An organization offers the guidance and wisdom of many people. This shared wisdom is of greater value than any one individual mentor could ever offer. Your view can benefit from being challenged and improved by many minds.

Engaging with organized religion provides an opportunity for spiritual growth.

Social tension is often an uncomfortable thing, and yet without tension you lose an opportunity to grow. To try to gain strength without some form of resistance is impossible. To try to play a musical instrument without the vibration of some tension is impossible. The tension caused by trying to work with others creates the opportunity for spiritual growth, which in turn creates the opportunity for harmony that would otherwise be impossible.

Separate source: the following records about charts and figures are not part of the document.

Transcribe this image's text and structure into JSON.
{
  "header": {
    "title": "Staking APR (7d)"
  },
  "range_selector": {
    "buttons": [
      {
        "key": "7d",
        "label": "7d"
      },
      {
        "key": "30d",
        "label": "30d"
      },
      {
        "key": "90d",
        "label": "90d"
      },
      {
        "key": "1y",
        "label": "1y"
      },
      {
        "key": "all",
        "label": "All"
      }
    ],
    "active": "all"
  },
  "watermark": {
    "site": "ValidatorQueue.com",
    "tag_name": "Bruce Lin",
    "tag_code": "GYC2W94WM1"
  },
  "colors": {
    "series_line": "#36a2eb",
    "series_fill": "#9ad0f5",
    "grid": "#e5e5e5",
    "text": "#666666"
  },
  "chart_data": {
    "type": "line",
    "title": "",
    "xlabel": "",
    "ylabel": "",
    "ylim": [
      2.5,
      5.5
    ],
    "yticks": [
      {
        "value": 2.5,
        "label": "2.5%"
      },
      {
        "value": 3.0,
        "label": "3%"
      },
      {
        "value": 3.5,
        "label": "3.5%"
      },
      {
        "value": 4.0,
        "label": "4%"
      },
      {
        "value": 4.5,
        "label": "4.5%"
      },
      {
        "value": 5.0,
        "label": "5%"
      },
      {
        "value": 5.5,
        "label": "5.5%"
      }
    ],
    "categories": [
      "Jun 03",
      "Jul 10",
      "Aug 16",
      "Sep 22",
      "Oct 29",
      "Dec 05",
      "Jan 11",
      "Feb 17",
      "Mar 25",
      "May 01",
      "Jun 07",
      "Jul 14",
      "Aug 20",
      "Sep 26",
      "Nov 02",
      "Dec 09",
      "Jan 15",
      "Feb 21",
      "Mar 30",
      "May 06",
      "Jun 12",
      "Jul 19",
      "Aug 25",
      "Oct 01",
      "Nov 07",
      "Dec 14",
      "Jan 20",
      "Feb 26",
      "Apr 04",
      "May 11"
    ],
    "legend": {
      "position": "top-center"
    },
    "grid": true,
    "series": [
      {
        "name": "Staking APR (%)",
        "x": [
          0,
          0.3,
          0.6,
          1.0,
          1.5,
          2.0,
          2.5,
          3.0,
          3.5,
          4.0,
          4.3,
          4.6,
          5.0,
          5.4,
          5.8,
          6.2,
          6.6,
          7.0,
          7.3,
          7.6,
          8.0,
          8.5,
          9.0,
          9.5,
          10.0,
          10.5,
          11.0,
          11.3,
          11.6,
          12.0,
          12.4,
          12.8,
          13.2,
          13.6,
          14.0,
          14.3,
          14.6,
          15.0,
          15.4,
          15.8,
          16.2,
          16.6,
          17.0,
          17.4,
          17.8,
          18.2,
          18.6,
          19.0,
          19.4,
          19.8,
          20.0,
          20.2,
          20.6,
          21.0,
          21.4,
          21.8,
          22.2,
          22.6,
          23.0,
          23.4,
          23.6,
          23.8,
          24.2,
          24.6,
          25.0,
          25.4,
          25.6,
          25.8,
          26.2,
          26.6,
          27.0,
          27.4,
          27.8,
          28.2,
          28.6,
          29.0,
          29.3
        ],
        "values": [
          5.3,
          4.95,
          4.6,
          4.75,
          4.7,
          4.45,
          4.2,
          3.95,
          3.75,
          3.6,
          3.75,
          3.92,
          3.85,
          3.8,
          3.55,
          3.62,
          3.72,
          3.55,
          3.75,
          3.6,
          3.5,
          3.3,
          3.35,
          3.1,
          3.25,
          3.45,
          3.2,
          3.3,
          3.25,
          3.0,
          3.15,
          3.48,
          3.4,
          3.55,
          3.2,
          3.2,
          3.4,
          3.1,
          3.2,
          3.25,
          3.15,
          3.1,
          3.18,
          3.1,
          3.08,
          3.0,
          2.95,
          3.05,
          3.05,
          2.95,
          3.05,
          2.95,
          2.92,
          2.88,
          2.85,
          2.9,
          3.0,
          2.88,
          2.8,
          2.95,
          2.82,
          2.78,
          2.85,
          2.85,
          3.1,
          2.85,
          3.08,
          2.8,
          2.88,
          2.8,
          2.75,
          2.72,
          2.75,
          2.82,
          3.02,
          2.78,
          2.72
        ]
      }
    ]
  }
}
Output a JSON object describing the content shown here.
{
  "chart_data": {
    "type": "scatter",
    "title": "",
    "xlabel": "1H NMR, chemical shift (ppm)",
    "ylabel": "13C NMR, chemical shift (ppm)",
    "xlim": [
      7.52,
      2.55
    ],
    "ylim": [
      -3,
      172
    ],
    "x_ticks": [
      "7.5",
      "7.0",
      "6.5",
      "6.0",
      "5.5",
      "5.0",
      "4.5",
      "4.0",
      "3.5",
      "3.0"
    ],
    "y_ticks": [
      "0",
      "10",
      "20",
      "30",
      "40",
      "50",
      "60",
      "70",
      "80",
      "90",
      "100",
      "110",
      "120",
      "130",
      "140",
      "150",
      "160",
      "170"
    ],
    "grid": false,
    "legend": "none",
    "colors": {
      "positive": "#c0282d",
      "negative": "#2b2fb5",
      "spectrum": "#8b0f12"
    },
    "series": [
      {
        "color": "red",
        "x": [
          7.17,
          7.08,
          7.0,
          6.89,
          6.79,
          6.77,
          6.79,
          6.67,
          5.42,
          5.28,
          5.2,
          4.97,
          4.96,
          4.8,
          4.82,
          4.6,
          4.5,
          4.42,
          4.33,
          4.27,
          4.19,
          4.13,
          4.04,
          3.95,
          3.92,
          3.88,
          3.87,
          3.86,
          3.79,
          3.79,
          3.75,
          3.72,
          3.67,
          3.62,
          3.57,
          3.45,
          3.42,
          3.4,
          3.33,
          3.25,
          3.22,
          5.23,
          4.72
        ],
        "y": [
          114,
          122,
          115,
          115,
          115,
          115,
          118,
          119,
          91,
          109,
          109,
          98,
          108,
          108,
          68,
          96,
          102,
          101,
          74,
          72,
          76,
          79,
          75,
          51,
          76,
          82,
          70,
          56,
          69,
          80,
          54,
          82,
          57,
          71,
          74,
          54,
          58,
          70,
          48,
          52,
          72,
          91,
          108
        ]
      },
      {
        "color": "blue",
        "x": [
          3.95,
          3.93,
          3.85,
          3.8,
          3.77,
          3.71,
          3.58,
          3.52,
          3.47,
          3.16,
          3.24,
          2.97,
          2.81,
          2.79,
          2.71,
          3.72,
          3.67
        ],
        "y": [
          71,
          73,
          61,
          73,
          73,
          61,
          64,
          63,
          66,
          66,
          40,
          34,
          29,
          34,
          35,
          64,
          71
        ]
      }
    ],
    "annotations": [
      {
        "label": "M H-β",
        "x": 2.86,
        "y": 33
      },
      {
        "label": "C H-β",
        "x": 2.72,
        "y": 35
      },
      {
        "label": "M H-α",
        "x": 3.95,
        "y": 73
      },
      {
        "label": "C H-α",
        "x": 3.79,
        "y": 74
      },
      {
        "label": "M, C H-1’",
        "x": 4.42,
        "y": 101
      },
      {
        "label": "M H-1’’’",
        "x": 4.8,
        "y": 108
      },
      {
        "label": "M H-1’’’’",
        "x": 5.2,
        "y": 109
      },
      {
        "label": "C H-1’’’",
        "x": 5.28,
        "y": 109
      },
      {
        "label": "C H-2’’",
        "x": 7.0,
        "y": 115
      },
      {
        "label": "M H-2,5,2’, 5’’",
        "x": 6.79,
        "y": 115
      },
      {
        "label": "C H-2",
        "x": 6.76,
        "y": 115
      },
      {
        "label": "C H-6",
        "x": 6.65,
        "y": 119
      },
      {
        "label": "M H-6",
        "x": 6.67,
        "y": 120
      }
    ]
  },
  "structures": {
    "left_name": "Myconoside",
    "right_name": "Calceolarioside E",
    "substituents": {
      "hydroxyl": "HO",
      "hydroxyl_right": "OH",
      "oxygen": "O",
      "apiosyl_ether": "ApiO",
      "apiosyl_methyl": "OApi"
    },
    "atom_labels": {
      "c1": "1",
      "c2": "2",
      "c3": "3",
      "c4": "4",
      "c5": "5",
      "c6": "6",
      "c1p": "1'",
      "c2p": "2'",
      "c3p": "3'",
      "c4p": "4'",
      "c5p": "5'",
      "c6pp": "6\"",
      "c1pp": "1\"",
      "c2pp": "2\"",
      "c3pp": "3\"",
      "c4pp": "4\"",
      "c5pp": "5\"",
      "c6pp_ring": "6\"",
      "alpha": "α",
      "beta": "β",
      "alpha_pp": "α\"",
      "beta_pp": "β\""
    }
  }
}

To take your opinion away from an organization leaves it at the mercy of those who disagree with you. To stay engaged with an organization forces you to come to terms with the tension between individual desires and the good of the whole community.

I invite you to engage with an organized religion because I firmly believe you and the organization will benefit.

So why choose one religion over another?

Why would you use Windows 98 when you could use Windows 7? Why use a commodore when you could use an iPad? I am admittedly biased, but generations of religion ought to improve, they ought to add more to what was before and deal with some of the serious drawbacks of what came before. The claim for the New Church is that we have a new generation of the religious organizations—a new revelation that offers more and helps us deal with some of the drawbacks of the previous approaches. Not that the previous religions are good for nothing or that there isn't much to be learned by exploring them or that those who use them don't get tremendous benefit, but if God has more to say, isn't it worth going with the latest?